Eamon Larkin of Jenkinstown, Kilcock, Co Meath, was handed a two-year prison sentence at Dublin Circuit Criminal Court last Tuesday.

The court heard how Larkin told gardaí he was approached by a stranger in a pub and offered €200 for his role.

However, the real target of the garda operation, that led to the seizure in June of last year, is a young man who is very close to him. The man has long-established links to the crime gang, which is based in Co Meath and in Finglas, north Dublin.

The main target was not prosecuted in relation to the seizure, which happened in The Ward, Dublin 11

It is understood the crime network has close links to Dublin’s Finglas-based Monkey Gang, which has an alliance with the Kinahan cartel and continues to grow in influence in north Dublin’s drugs trade.
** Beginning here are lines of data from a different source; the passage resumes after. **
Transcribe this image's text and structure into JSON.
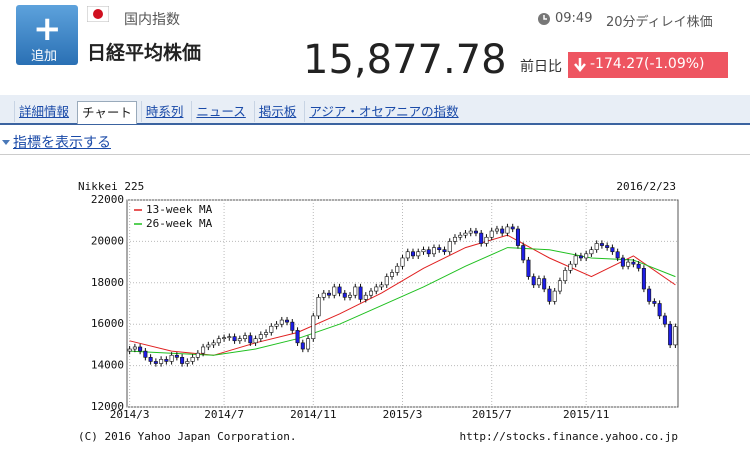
{
  "header": {
    "add_button": "追加",
    "market": "国内指数",
    "name": "日経平均株価",
    "time": "09:49",
    "delay": "20分ディレイ株価",
    "price": "15,877.78",
    "change_label": "前日比",
    "change": "-174.27(-1.09%)"
  },
  "tabs": [
    "詳細情報",
    "チャート",
    "時系列",
    "ニュース",
    "掲示板",
    "アジア・オセアニアの指数"
  ],
  "indicator_link": "指標を表示する",
  "chart_data": {
    "type": "candlestick",
    "title": "Nikkei 225",
    "date": "2016/2/23",
    "credit": "(C) 2016 Yahoo Japan Corporation.",
    "url": "http://stocks.finance.yahoo.co.jp",
    "up_color": "#ffffff",
    "down_color": "#1e1ee6",
    "grid": true,
    "xlim": [
      -0.5,
      104.5
    ],
    "xticks": [
      {
        "value": 0,
        "label": "2014/3"
      },
      {
        "value": 18,
        "label": "2014/7"
      },
      {
        "value": 35,
        "label": "2014/11"
      },
      {
        "value": 52,
        "label": "2015/3"
      },
      {
        "value": 69,
        "label": "2015/7"
      },
      {
        "value": 87,
        "label": "2015/11"
      }
    ],
    "ylim": [
      12000,
      22000
    ],
    "yticks": [
      12000,
      14000,
      16000,
      18000,
      20000,
      22000
    ],
    "open": [
      14700,
      14800,
      14900,
      14700,
      14400,
      14200,
      14100,
      14300,
      14200,
      14500,
      14400,
      14100,
      14200,
      14400,
      14600,
      14900,
      15000,
      15100,
      15300,
      15350,
      15400,
      15200,
      15300,
      15450,
      15100,
      15300,
      15500,
      15600,
      15900,
      16000,
      16200,
      16100,
      15700,
      15100,
      14800,
      15300,
      16400,
      17300,
      17500,
      17400,
      17800,
      17500,
      17300,
      17400,
      17800,
      17200,
      17400,
      17600,
      17800,
      17900,
      18300,
      18500,
      18800,
      19200,
      19500,
      19300,
      19500,
      19600,
      19400,
      19700,
      19600,
      19500,
      20000,
      20200,
      20300,
      20400,
      20500,
      20400,
      19900,
      20200,
      20500,
      20600,
      20400,
      20700,
      20600,
      19800,
      19100,
      18300,
      17900,
      18200,
      17700,
      17100,
      17600,
      18100,
      18600,
      18900,
      19300,
      19200,
      19400,
      19600,
      19900,
      19800,
      19700,
      19500,
      19200,
      18800,
      19000,
      18900,
      18700,
      17700,
      17100,
      17000,
      16400,
      16000,
      15000
    ],
    "high": [
      14950,
      15050,
      15050,
      14850,
      14550,
      14350,
      14450,
      14450,
      14650,
      14650,
      14550,
      14350,
      14550,
      14750,
      15050,
      15150,
      15250,
      15450,
      15500,
      15550,
      15550,
      15450,
      15600,
      15600,
      15450,
      15650,
      15750,
      16050,
      16150,
      16350,
      16350,
      16250,
      15850,
      15250,
      15450,
      16550,
      17450,
      17650,
      17650,
      17950,
      17950,
      17650,
      17550,
      17950,
      17950,
      17550,
      17750,
      17950,
      18050,
      18450,
      18650,
      18950,
      19350,
      19650,
      19650,
      19650,
      19750,
      19750,
      19850,
      19850,
      19750,
      20150,
      20350,
      20450,
      20550,
      20650,
      20650,
      20550,
      20350,
      20650,
      20750,
      20750,
      20850,
      20850,
      20750,
      19950,
      19250,
      18450,
      18350,
      18350,
      17850,
      17750,
      18250,
      18750,
      19050,
      19450,
      19450,
      19550,
      19750,
      20050,
      20050,
      19950,
      19850,
      19650,
      19350,
      19150,
      19150,
      19050,
      18850,
      17850,
      17250,
      17150,
      16550,
      16150,
      16030
    ],
    "low": [
      14550,
      14650,
      14550,
      14250,
      14050,
      13950,
      13950,
      14050,
      14050,
      14250,
      13950,
      13950,
      14050,
      14250,
      14450,
      14750,
      14850,
      14950,
      15150,
      15200,
      15050,
      15050,
      15150,
      14950,
      14950,
      15150,
      15350,
      15450,
      15750,
      15850,
      15950,
      15550,
      14950,
      14650,
      14650,
      15150,
      16250,
      17150,
      17250,
      17250,
      17350,
      17150,
      17150,
      17250,
      17050,
      17050,
      17250,
      17450,
      17650,
      17750,
      18150,
      18350,
      18650,
      19050,
      19150,
      19150,
      19350,
      19250,
      19250,
      19450,
      19350,
      19350,
      19850,
      20050,
      20150,
      20250,
      20250,
      19750,
      19750,
      20050,
      20350,
      20250,
      20250,
      20450,
      19650,
      18950,
      18150,
      17750,
      17750,
      17550,
      16950,
      16950,
      17450,
      17950,
      18450,
      18750,
      19050,
      19050,
      19250,
      19450,
      19650,
      19550,
      19350,
      19050,
      18650,
      18650,
      18750,
      18550,
      17550,
      16950,
      16850,
      16250,
      15850,
      14850,
      14850
    ],
    "close": [
      14800,
      14900,
      14700,
      14400,
      14200,
      14100,
      14300,
      14200,
      14500,
      14400,
      14100,
      14200,
      14400,
      14600,
      14900,
      15000,
      15100,
      15300,
      15350,
      15400,
      15200,
      15300,
      15450,
      15100,
      15300,
      15500,
      15600,
      15900,
      16000,
      16200,
      16100,
      15700,
      15100,
      14800,
      15300,
      16400,
      17300,
      17500,
      17400,
      17800,
      17500,
      17300,
      17400,
      17800,
      17200,
      17400,
      17600,
      17800,
      17900,
      18300,
      18500,
      18800,
      19200,
      19500,
      19300,
      19500,
      19600,
      19400,
      19700,
      19600,
      19500,
      20000,
      20200,
      20300,
      20400,
      20500,
      20400,
      19900,
      20200,
      20500,
      20600,
      20400,
      20700,
      20600,
      19800,
      19100,
      18300,
      17900,
      18200,
      17700,
      17100,
      17600,
      18100,
      18600,
      18900,
      19300,
      19200,
      19400,
      19600,
      19900,
      19800,
      19700,
      19500,
      19200,
      18800,
      19000,
      18900,
      18700,
      17700,
      17100,
      17000,
      16400,
      16000,
      15000,
      15878
    ],
    "lines": [
      {
        "name": "13-week MA",
        "color": "#e02020",
        "x": [
          0,
          8,
          16,
          24,
          32,
          40,
          48,
          56,
          64,
          72,
          80,
          88,
          96,
          104
        ],
        "values": [
          15200,
          14700,
          14500,
          15100,
          15600,
          16500,
          17500,
          18700,
          19700,
          20300,
          19200,
          18300,
          19300,
          17900
        ]
      },
      {
        "name": "26-week MA",
        "color": "#20c020",
        "x": [
          0,
          8,
          16,
          24,
          32,
          40,
          48,
          56,
          64,
          72,
          80,
          88,
          96,
          104
        ],
        "values": [
          14700,
          14600,
          14500,
          14800,
          15300,
          16000,
          16900,
          17800,
          18800,
          19700,
          19600,
          19200,
          19100,
          18300
        ]
      }
    ]
  }
}
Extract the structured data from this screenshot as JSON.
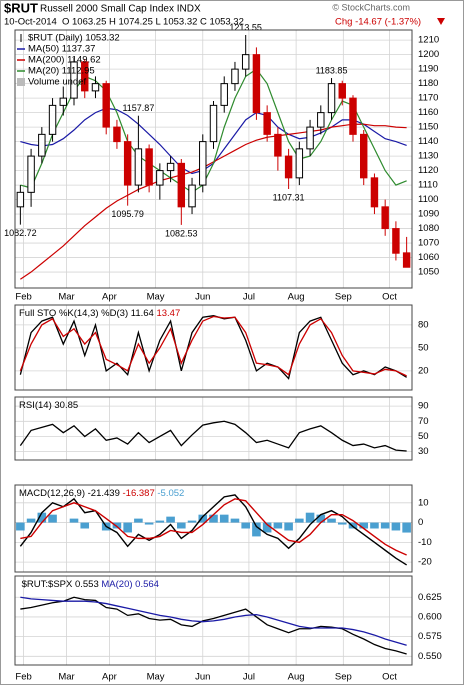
{
  "header": {
    "symbol": "$RUT",
    "name": "Russell 2000 Small Cap Index INDX",
    "date": "10-Oct-2014",
    "quote": "O 1063.25  H 1074.25  L 1053.32  C 1053.32",
    "change": "Chg -14.67 (-1.37%)"
  },
  "watermark": "© StockCharts.com",
  "chart_data": [
    {
      "type": "candlestick",
      "name": "$RUT (Daily) 1053.32",
      "volume_label": "Volume undef",
      "up_color": "#000000",
      "down_color": "#cc0000",
      "x": [
        0,
        1,
        2,
        3,
        4,
        5,
        6,
        7,
        8,
        9,
        10,
        11,
        12,
        13,
        14,
        15,
        16,
        17,
        18,
        19,
        20,
        21,
        22,
        23,
        24,
        25,
        26,
        27,
        28,
        29,
        30,
        31,
        32,
        33,
        34,
        35,
        36
      ],
      "xlim": [
        -0.5,
        36.5
      ],
      "xticks": [
        {
          "value": 0.3,
          "label": "Feb"
        },
        {
          "value": 4.3,
          "label": "Mar"
        },
        {
          "value": 8.3,
          "label": "Apr"
        },
        {
          "value": 12.6,
          "label": "May"
        },
        {
          "value": 17,
          "label": "Jun"
        },
        {
          "value": 21.3,
          "label": "Jul"
        },
        {
          "value": 25.7,
          "label": "Aug"
        },
        {
          "value": 30.1,
          "label": "Sep"
        },
        {
          "value": 34.4,
          "label": "Oct"
        }
      ],
      "open": [
        1095,
        1105,
        1130,
        1145,
        1165,
        1170,
        1195,
        1175,
        1180,
        1150,
        1140,
        1110,
        1135,
        1110,
        1120,
        1125,
        1095,
        1110,
        1140,
        1165,
        1180,
        1190,
        1200,
        1160,
        1145,
        1130,
        1115,
        1135,
        1150,
        1160,
        1180,
        1170,
        1145,
        1115,
        1095,
        1080,
        1063.25
      ],
      "high": [
        1110,
        1135,
        1150,
        1170,
        1178,
        1198,
        1197,
        1185,
        1182,
        1155,
        1145,
        1157.87,
        1138,
        1125,
        1130,
        1128,
        1115,
        1145,
        1168,
        1185,
        1195,
        1213.55,
        1205,
        1165,
        1150,
        1135,
        1140,
        1155,
        1165,
        1183.85,
        1182,
        1172,
        1148,
        1118,
        1100,
        1085,
        1074.25
      ],
      "low": [
        1082.72,
        1095,
        1125,
        1140,
        1158,
        1165,
        1170,
        1170,
        1145,
        1135,
        1095.79,
        1105,
        1105,
        1100,
        1112,
        1082.53,
        1090,
        1105,
        1135,
        1160,
        1175,
        1185,
        1155,
        1140,
        1120,
        1107.31,
        1110,
        1130,
        1145,
        1155,
        1165,
        1140,
        1110,
        1090,
        1075,
        1058,
        1053.32
      ],
      "close": [
        1105,
        1130,
        1145,
        1165,
        1170,
        1195,
        1175,
        1180,
        1150,
        1140,
        1110,
        1135,
        1110,
        1120,
        1125,
        1095,
        1110,
        1140,
        1165,
        1180,
        1190,
        1200,
        1160,
        1145,
        1130,
        1115,
        1135,
        1150,
        1160,
        1180,
        1170,
        1145,
        1115,
        1095,
        1080,
        1063,
        1053.32
      ],
      "series": [
        {
          "name": "MA(50) 1137.37",
          "color": "#1a1aa6",
          "values": [
            1140,
            1138,
            1137,
            1138,
            1142,
            1148,
            1155,
            1160,
            1163,
            1162,
            1158,
            1152,
            1145,
            1138,
            1130,
            1122,
            1118,
            1120,
            1125,
            1135,
            1145,
            1155,
            1160,
            1158,
            1150,
            1145,
            1142,
            1143,
            1146,
            1150,
            1155,
            1155,
            1152,
            1147,
            1142,
            1140,
            1137.37
          ]
        },
        {
          "name": "MA(200) 1149.62",
          "color": "#cc0000",
          "values": [
            1045,
            1050,
            1056,
            1062,
            1068,
            1075,
            1082,
            1088,
            1094,
            1099,
            1103,
            1107,
            1110,
            1113,
            1115,
            1117,
            1119,
            1122,
            1126,
            1130,
            1134,
            1138,
            1141,
            1143,
            1144,
            1145,
            1146,
            1147,
            1148,
            1150,
            1151,
            1152,
            1152,
            1151,
            1151,
            1150,
            1149.62
          ]
        },
        {
          "name": "MA(20) 1112.95",
          "color": "#2e8b2e",
          "values": [
            1110,
            1108,
            1125,
            1145,
            1160,
            1175,
            1185,
            1182,
            1175,
            1160,
            1140,
            1130,
            1125,
            1120,
            1115,
            1110,
            1105,
            1110,
            1125,
            1150,
            1170,
            1185,
            1190,
            1180,
            1160,
            1140,
            1128,
            1130,
            1140,
            1155,
            1168,
            1165,
            1150,
            1135,
            1120,
            1110,
            1112.95
          ]
        }
      ],
      "annotations": [
        {
          "x": 0,
          "value": 1082.72
        },
        {
          "x": 11,
          "value": 1157.87
        },
        {
          "x": 10,
          "value": 1095.79
        },
        {
          "x": 15,
          "value": 1082.53
        },
        {
          "x": 21,
          "value": 1213.55
        },
        {
          "x": 29,
          "value": 1183.85
        },
        {
          "x": 25,
          "value": 1107.31
        }
      ],
      "ylim": [
        1039,
        1217
      ],
      "yticks": [
        1050,
        1060,
        1070,
        1080,
        1090,
        1100,
        1110,
        1120,
        1130,
        1140,
        1150,
        1160,
        1170,
        1180,
        1190,
        1200,
        1210
      ],
      "grid": true
    },
    {
      "type": "line",
      "title": "Full STO %K(14,3) %D(3)",
      "series": [
        {
          "name": "11.64",
          "color": "#000000",
          "values": [
            15,
            70,
            85,
            90,
            55,
            85,
            40,
            80,
            20,
            30,
            15,
            70,
            20,
            60,
            85,
            20,
            70,
            90,
            92,
            88,
            90,
            60,
            20,
            30,
            25,
            10,
            70,
            85,
            90,
            60,
            30,
            15,
            20,
            15,
            25,
            20,
            11.64
          ]
        },
        {
          "name": "13.47",
          "color": "#cc0000",
          "values": [
            20,
            55,
            80,
            88,
            65,
            75,
            55,
            70,
            35,
            28,
            20,
            55,
            30,
            50,
            75,
            30,
            60,
            85,
            91,
            89,
            90,
            70,
            30,
            28,
            25,
            15,
            55,
            80,
            88,
            70,
            40,
            20,
            18,
            16,
            22,
            20,
            13.47
          ]
        }
      ],
      "ylim": [
        -5,
        106
      ],
      "yticks": [
        20,
        50,
        80
      ],
      "grid": true
    },
    {
      "type": "line",
      "title": "RSI(14)",
      "series": [
        {
          "name": "30.85",
          "color": "#000000",
          "values": [
            38,
            58,
            62,
            66,
            55,
            64,
            50,
            60,
            45,
            48,
            40,
            55,
            42,
            50,
            58,
            38,
            52,
            65,
            68,
            70,
            66,
            55,
            42,
            45,
            40,
            35,
            55,
            60,
            64,
            55,
            45,
            38,
            40,
            35,
            38,
            32,
            30.85
          ]
        }
      ],
      "ylim": [
        19,
        102
      ],
      "yticks": [
        30,
        50,
        70,
        90
      ],
      "grid": true
    },
    {
      "type": "combo",
      "title": "MACD(12,26,9)",
      "series": [
        {
          "name": "-21.439",
          "color": "#000000",
          "style": "line",
          "values": [
            -12,
            -5,
            5,
            10,
            8,
            12,
            5,
            6,
            -2,
            -5,
            -12,
            -6,
            -9,
            -6,
            -1,
            -8,
            -4,
            3,
            8,
            13,
            14,
            8,
            -2,
            -6,
            -8,
            -13,
            -8,
            -1,
            4,
            6,
            3,
            -2,
            -6,
            -10,
            -14,
            -18,
            -21.439
          ]
        },
        {
          "name": "-16.387",
          "color": "#cc0000",
          "style": "line",
          "values": [
            -8,
            -7,
            0,
            6,
            8,
            10,
            8,
            6,
            2,
            -2,
            -7,
            -8,
            -8,
            -7,
            -4,
            -5,
            -5,
            -1,
            4,
            9,
            12,
            11,
            5,
            -1,
            -5,
            -9,
            -10,
            -6,
            0,
            4,
            4,
            1,
            -3,
            -7,
            -11,
            -14,
            -16.387
          ]
        },
        {
          "name": "-5.052",
          "color": "#4a9fd0",
          "style": "bar",
          "values": [
            -4,
            2,
            5,
            4,
            0,
            2,
            -3,
            0,
            -4,
            -3,
            -5,
            2,
            -1,
            1,
            3,
            -3,
            1,
            4,
            4,
            4,
            2,
            -3,
            -7,
            -5,
            -3,
            -4,
            2,
            5,
            4,
            2,
            -1,
            -3,
            -3,
            -3,
            -3,
            -4,
            -5.052
          ]
        }
      ],
      "ylim": [
        -25,
        19
      ],
      "yticks": [
        -20,
        -10,
        0,
        10
      ],
      "grid": true
    },
    {
      "type": "line",
      "series": [
        {
          "name": "$RUT:$SPX 0.553",
          "color": "#000000",
          "values": [
            0.61,
            0.612,
            0.615,
            0.618,
            0.62,
            0.625,
            0.622,
            0.621,
            0.612,
            0.61,
            0.602,
            0.604,
            0.598,
            0.596,
            0.597,
            0.59,
            0.588,
            0.595,
            0.598,
            0.602,
            0.606,
            0.61,
            0.6,
            0.59,
            0.585,
            0.58,
            0.585,
            0.585,
            0.588,
            0.587,
            0.585,
            0.578,
            0.572,
            0.565,
            0.56,
            0.557,
            0.553
          ]
        },
        {
          "name": "MA(20) 0.564",
          "color": "#1a1aa6",
          "values": [
            0.625,
            0.623,
            0.622,
            0.621,
            0.62,
            0.62,
            0.62,
            0.619,
            0.617,
            0.614,
            0.611,
            0.608,
            0.605,
            0.602,
            0.6,
            0.597,
            0.595,
            0.594,
            0.595,
            0.597,
            0.6,
            0.602,
            0.603,
            0.6,
            0.596,
            0.592,
            0.588,
            0.586,
            0.586,
            0.586,
            0.586,
            0.584,
            0.581,
            0.577,
            0.572,
            0.568,
            0.564
          ]
        }
      ],
      "ylim": [
        0.539,
        0.652
      ],
      "yticks": [
        {
          "value": 0.55,
          "label": "0.550"
        },
        0.575,
        {
          "value": 0.6,
          "label": "0.600"
        },
        0.625
      ],
      "grid": true
    }
  ]
}
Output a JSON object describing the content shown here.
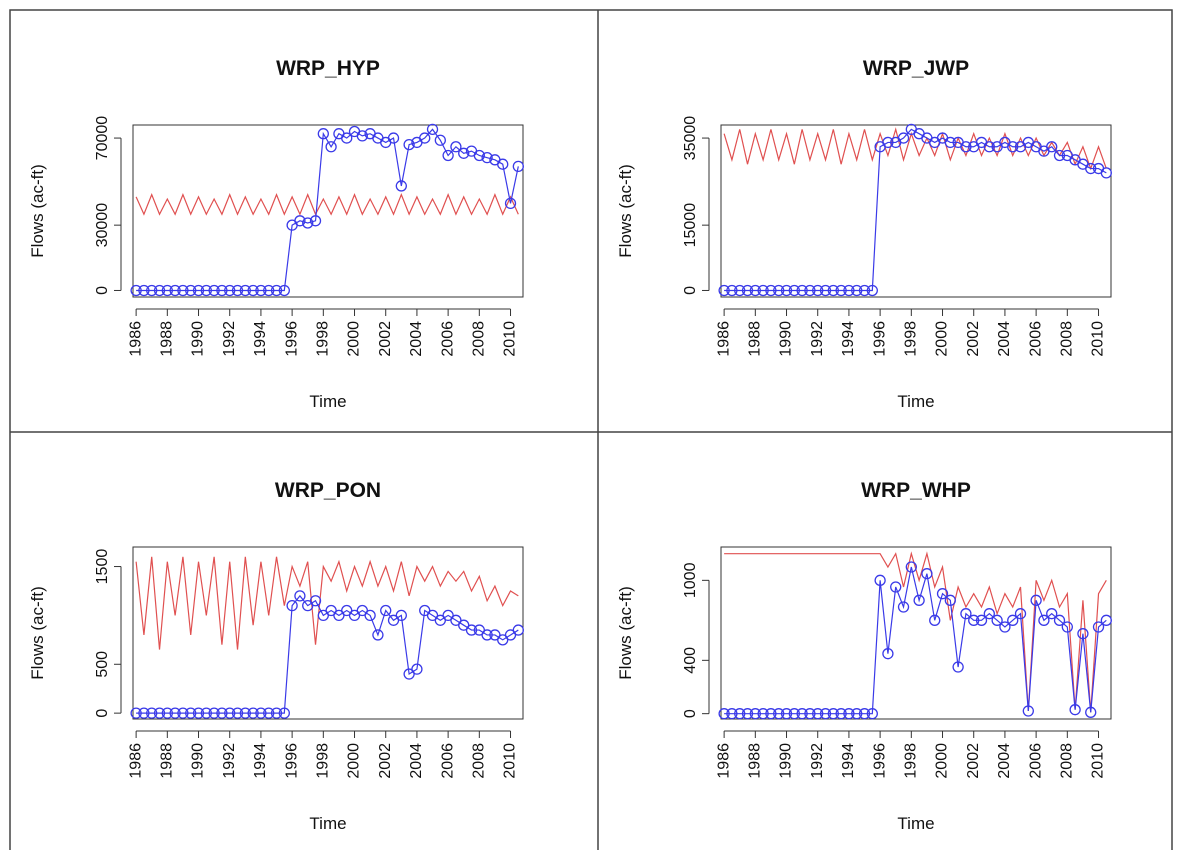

The wider gang has been the subject of a number of operations by the Criminal Assets Bureau. This includes a raid in Co Meath in November, 2018, when officers seized €1.5m in cash as well as other items.

Gang member Bernard ‘Gan’ Joyce (51) previously served a four-year jail sentence for possession of more than €900,000 in illegal cash connected to the Kinahan cartel after a garda seizure in Co Wexford in 2018.

Apart from the drugs trade, the gang have also previously been involved in organising cash-in-transit raids, particularly in north Dublin, and are key players in the booming organised car-theft trade.

The court last week heard how gardaí had information that a Skoda would be involved in the movement of a large quantity of drugs in the Ashbourne area.

Larkin was driving this car, which gardaí later stopped and searched. Six kilos of cocaine was found in a shopping bag in the boot of the car, valued at €420,000.

Larkin told gardaí he was aware he was transporting drugs, but didn’t know what type.

Michael O’Higgins SC, defending, told the court his client has been living in a “modest home” in Portugal and intends to return there.

He suggested that his client received a request from “someone close to him” and this subsequently resulted in the offending.

Counsel said his client found himself under financial pressure at the time of the offending.